Welcome to the forumI am looking for a reference to this. Is it a verse from a poem, or is it a saying or a phrase? could it be connected to a known author? thanks in advance!
The well-known expression that lies behind this is "to the victor belong the spoils", which actually derives from American politics in the 19th C. The idea of the original statement was that when one party is in power, it can do what it likes (such as appointing its members or sympathizers to lucrative government jobs.) Whoever wrote this curious adaptation of the statement seems to be comparing a "lonely child" to a "victor" in a battle or an election, and the military or political "spoils" of wealth or power to "solitude". Frankly, I think that to adapt the original phrase in this way is a little ridiculous.
I think that the relationship of this sentence to the well-known phrase "to the victor belong the spoils" is not at all "minor", but is instead explicit and intentional; the whole point is to echo the construction of Senator Marcy's original comment.
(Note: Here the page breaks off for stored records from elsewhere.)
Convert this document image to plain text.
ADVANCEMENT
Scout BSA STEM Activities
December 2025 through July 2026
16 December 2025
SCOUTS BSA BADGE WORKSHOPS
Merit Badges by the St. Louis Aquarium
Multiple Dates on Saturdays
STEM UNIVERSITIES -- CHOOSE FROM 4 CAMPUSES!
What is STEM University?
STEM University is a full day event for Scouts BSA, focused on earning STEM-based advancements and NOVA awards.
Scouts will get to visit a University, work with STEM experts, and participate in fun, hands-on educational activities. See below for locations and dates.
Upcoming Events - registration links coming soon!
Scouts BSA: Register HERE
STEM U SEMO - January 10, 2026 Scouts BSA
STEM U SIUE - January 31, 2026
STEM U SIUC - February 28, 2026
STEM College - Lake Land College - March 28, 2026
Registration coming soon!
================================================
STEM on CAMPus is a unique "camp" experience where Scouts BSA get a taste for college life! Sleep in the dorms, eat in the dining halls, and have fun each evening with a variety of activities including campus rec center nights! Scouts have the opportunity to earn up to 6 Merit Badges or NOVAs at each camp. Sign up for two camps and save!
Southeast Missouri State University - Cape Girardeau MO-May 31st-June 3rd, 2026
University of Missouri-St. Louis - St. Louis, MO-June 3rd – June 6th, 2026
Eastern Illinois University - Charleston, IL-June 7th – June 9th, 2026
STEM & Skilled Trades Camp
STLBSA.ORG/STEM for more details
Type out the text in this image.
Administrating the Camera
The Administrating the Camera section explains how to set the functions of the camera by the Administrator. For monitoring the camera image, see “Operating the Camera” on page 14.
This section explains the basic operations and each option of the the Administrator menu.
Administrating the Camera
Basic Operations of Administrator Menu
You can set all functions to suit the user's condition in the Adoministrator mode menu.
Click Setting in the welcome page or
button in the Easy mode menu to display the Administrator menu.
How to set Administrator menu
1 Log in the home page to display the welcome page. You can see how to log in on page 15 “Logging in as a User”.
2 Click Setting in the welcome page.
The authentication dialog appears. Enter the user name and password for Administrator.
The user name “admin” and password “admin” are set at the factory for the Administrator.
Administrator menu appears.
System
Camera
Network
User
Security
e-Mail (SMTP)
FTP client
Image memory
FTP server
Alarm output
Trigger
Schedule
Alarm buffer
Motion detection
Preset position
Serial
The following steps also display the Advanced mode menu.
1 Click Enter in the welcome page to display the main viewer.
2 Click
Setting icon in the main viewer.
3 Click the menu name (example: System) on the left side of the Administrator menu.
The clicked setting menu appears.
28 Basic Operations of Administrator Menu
Notice the way the sentence runs: we do not see "the spoils of solitude are given to the lonely child", but instead we have the backwards phrasing of the political remark (and it should be noted that as "spoils" is plural, the verb should be"are given", not "is given".) It is also bizarre to suggest that solitude can be considered a spoils-producing victory for the lonely child; there are few lonely children who willingly choose to be lonely, and who do battle to be lonely so that they may gain the "spoils" produced by being alone. Under those circumstances, to try to make a parallel between a lonely child and a selfish and agressive victorious political party is hardly charming, and more than a little ridiculous.I find the "spoils of solitude" phrase quite effective. I think that any relationship to the phrase "to the victor belong the spoils" is probably minor and should not mar the use of the saying. Simply put, I find the whole thing innocuous and charming, rather than ridiculous.